GIAT-Industries
Question de :
M. Jean-Claude Sandrier
Cher (2e circonscription) - Député-e-s Communistes et Républicains
Question posée en séance, et publiée le 2 avril 2003
GIAT INDUSTRIES
M. le président. La parole est à M. Jean-Claude Sandrier.
M. Jean-Claude Sandrier. Madame la ministre de la défense, la question de l'avenir de GIAT Industries a été posée à plusieurs reprises dans cet hémicycle. Des milliers d'emplois doivent être supprimés et des villes et des départements vont à nouveau en subir les conséquences dramatiques. Certains, jusqu'au ministère même, se demandent si GIAT va supporter ou non « une opération chirurgicale très lourde ». A eux seuls, ces éléments justifient que l'on accorde la plus grande attention à la demande d'un moratoire formulée par les syndicats. Nous l'appuyons d'autant plus que des arguments d'ordre stratégique entrent aujourd'hui en ligne de compte, qui appellent une réflexion nouvelle.

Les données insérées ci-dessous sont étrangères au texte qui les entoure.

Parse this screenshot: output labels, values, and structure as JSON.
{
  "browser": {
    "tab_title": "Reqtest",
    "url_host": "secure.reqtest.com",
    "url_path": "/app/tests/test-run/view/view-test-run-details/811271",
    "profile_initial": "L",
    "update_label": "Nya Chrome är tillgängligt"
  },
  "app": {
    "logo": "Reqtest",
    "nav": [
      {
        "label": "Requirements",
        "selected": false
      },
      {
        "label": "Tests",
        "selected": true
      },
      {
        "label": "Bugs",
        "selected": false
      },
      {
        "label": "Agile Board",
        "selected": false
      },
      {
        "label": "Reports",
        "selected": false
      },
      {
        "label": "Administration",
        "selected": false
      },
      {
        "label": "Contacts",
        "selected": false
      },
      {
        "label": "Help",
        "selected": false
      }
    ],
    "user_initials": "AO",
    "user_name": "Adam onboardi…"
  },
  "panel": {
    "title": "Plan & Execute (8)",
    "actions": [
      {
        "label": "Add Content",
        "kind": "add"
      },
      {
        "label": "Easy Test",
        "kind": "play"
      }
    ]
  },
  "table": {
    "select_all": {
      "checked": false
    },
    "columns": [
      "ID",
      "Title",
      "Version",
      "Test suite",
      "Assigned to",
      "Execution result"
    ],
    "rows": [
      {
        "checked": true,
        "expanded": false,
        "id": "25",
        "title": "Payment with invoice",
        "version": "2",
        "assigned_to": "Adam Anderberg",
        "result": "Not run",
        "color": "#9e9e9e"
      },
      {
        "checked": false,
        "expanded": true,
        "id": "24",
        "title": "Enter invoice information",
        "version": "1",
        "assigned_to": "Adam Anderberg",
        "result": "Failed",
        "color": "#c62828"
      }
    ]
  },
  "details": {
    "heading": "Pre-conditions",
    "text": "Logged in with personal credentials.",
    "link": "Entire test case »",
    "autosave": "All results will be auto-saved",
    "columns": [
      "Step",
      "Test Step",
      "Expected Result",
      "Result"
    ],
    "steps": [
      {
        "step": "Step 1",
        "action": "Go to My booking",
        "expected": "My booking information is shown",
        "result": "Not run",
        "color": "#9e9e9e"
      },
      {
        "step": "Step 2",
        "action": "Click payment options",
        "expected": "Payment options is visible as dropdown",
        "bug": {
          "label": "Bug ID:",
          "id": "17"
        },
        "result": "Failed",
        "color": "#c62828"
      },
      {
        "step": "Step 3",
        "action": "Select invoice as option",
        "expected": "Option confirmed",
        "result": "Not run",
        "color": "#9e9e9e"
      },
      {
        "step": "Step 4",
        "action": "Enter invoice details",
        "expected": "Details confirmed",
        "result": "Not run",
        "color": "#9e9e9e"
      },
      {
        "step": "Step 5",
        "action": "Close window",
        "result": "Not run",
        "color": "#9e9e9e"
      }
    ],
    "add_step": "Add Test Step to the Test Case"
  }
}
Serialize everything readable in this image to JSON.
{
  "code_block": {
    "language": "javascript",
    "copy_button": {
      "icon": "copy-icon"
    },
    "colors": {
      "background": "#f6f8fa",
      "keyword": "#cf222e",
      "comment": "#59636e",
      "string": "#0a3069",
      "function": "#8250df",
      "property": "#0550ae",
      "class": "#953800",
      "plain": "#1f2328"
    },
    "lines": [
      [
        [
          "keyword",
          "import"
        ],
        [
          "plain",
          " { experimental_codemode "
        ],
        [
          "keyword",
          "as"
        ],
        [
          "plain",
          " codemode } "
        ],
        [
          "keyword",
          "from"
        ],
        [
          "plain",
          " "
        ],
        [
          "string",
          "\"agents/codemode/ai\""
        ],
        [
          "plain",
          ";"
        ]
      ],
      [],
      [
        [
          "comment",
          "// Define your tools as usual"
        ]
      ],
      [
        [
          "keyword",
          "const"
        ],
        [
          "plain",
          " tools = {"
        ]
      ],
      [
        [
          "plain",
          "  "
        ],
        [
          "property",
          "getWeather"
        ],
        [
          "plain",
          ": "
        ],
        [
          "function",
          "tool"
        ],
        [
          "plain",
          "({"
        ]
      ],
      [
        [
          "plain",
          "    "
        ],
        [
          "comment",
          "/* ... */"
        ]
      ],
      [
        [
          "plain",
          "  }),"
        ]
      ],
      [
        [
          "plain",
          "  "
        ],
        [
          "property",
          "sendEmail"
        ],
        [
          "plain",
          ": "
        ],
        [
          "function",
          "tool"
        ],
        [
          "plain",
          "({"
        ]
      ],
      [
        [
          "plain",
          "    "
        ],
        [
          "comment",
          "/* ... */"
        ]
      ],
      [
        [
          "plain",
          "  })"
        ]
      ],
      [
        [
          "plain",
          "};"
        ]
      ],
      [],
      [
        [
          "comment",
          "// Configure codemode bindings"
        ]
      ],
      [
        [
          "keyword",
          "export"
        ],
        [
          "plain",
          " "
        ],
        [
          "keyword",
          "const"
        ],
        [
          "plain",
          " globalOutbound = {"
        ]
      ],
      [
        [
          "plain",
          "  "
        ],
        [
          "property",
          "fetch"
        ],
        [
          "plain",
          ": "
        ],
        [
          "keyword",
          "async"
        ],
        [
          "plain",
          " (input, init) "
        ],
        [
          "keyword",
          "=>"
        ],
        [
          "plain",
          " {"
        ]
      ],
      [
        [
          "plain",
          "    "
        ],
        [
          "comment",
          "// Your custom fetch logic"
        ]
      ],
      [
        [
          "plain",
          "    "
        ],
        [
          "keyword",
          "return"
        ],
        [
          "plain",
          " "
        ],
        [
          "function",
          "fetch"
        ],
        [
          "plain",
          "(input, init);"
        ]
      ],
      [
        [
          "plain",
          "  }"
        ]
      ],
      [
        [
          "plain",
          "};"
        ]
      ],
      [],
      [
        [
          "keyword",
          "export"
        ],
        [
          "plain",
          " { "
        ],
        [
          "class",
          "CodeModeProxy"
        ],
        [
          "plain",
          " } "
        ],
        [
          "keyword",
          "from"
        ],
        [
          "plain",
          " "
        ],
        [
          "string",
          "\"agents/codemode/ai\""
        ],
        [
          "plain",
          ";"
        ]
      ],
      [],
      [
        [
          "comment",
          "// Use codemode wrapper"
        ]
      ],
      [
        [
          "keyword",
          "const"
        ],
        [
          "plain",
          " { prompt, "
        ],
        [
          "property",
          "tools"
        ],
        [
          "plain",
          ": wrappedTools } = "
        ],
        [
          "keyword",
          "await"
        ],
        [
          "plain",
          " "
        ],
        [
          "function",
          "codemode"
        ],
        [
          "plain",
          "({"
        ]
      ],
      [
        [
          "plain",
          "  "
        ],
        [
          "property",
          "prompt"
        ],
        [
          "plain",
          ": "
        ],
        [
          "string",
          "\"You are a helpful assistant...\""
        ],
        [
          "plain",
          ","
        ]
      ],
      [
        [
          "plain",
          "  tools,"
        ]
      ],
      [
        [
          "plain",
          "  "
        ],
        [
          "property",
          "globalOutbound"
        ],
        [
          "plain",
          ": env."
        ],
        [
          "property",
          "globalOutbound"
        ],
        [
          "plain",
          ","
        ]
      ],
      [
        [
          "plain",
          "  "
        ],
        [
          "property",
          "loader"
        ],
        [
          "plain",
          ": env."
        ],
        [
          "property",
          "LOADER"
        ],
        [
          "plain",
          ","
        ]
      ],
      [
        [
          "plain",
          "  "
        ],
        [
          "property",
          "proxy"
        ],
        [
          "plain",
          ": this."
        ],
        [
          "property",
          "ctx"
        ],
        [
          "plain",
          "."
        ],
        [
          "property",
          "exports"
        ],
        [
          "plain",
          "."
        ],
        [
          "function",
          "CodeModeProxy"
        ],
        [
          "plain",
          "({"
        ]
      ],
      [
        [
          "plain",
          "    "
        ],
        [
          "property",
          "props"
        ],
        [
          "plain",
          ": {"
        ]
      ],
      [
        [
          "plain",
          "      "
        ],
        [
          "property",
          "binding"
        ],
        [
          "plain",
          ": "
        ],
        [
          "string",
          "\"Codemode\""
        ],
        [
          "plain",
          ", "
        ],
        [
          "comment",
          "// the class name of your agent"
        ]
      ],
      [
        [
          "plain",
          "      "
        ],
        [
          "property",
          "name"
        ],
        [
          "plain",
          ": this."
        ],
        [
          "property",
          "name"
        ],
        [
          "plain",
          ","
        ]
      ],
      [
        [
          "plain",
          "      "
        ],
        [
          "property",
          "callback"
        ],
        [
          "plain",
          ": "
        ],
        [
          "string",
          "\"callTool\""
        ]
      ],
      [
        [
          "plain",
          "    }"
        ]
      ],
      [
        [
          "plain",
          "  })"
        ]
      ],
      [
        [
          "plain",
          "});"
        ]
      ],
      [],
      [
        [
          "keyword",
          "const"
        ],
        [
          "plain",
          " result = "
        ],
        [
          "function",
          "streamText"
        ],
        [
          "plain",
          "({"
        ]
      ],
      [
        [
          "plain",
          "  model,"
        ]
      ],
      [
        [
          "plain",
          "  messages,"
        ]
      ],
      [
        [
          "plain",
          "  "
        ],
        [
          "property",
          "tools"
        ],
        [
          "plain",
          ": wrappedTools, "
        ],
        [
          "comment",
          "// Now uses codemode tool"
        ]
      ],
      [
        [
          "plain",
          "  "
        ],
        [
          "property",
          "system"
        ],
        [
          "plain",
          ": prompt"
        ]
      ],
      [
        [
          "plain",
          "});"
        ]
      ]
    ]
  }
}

Premier argument : il faut stopper la mainmise progressive des Etats-Unis sur les industries européennes de défense et prendre au plus vite des dispositions politiques dans ce sens. Il est urgent d'adapter GIAT au marché, dites-vous. Mais vous savez très bien que le marché le plus faussé au monde, c'est précisément celui de l'armement. Tous les grands pays protègent leur industrie d'armement. N'ayons donc pas de complexe à acheter ce que nous produisons chez nous et à instaurer une préférence communautaire.
Second argument : l'attitude des Etats-Unis sur le plan stratégique impose que nous en tirions enseignement. La question d'une politique autonome de la France et de l'Europe en matière de sécurité et de défense est posée. Cela suppose une industrie d'armement capable d'assurer notre indépendance et celle de l'Europe.
Une nouvelle réflexion est donc à engager dans le domaine de l'armement terrestre, de nouveaux choix sont à préparer. Le projet alternatif auquel demandent de travailler les syndicats et des élus impose de surseoir à toute décision hâtive qui risquerait de fragiliser davantage GIAT, voire de liquider ses principales compétences.
Madame la ministre, des circonstances politiques et stratégiques nouvelles appellent une autre approche. Etes-vous prête à accorder le délai nécessaire aux réflexions qui s'imposent et à remettre à plat le dossier GIAT au vu de ces éléments nouveaux ? (Applaudissements sur les bancs du groupe des député-e-s communistes et républicains et sur quelques bancs du groupe socialiste.)
M. le président. La parole est à Mme la ministre de la défense.
Mme Michèle Alliot-Marie, ministre de la défense. Monsieur le député, vous me croirez si je vous dis que, en arrivant au ministère de la défense, j'aurais préféré ne pas hériter du dossier GIAT dans l'état où je l'ai trouvé. (Applaudissements sur plusieurs bancs du groupe de l'Union pour un mouvement populaire et du groupe Union pour la démocratie française.)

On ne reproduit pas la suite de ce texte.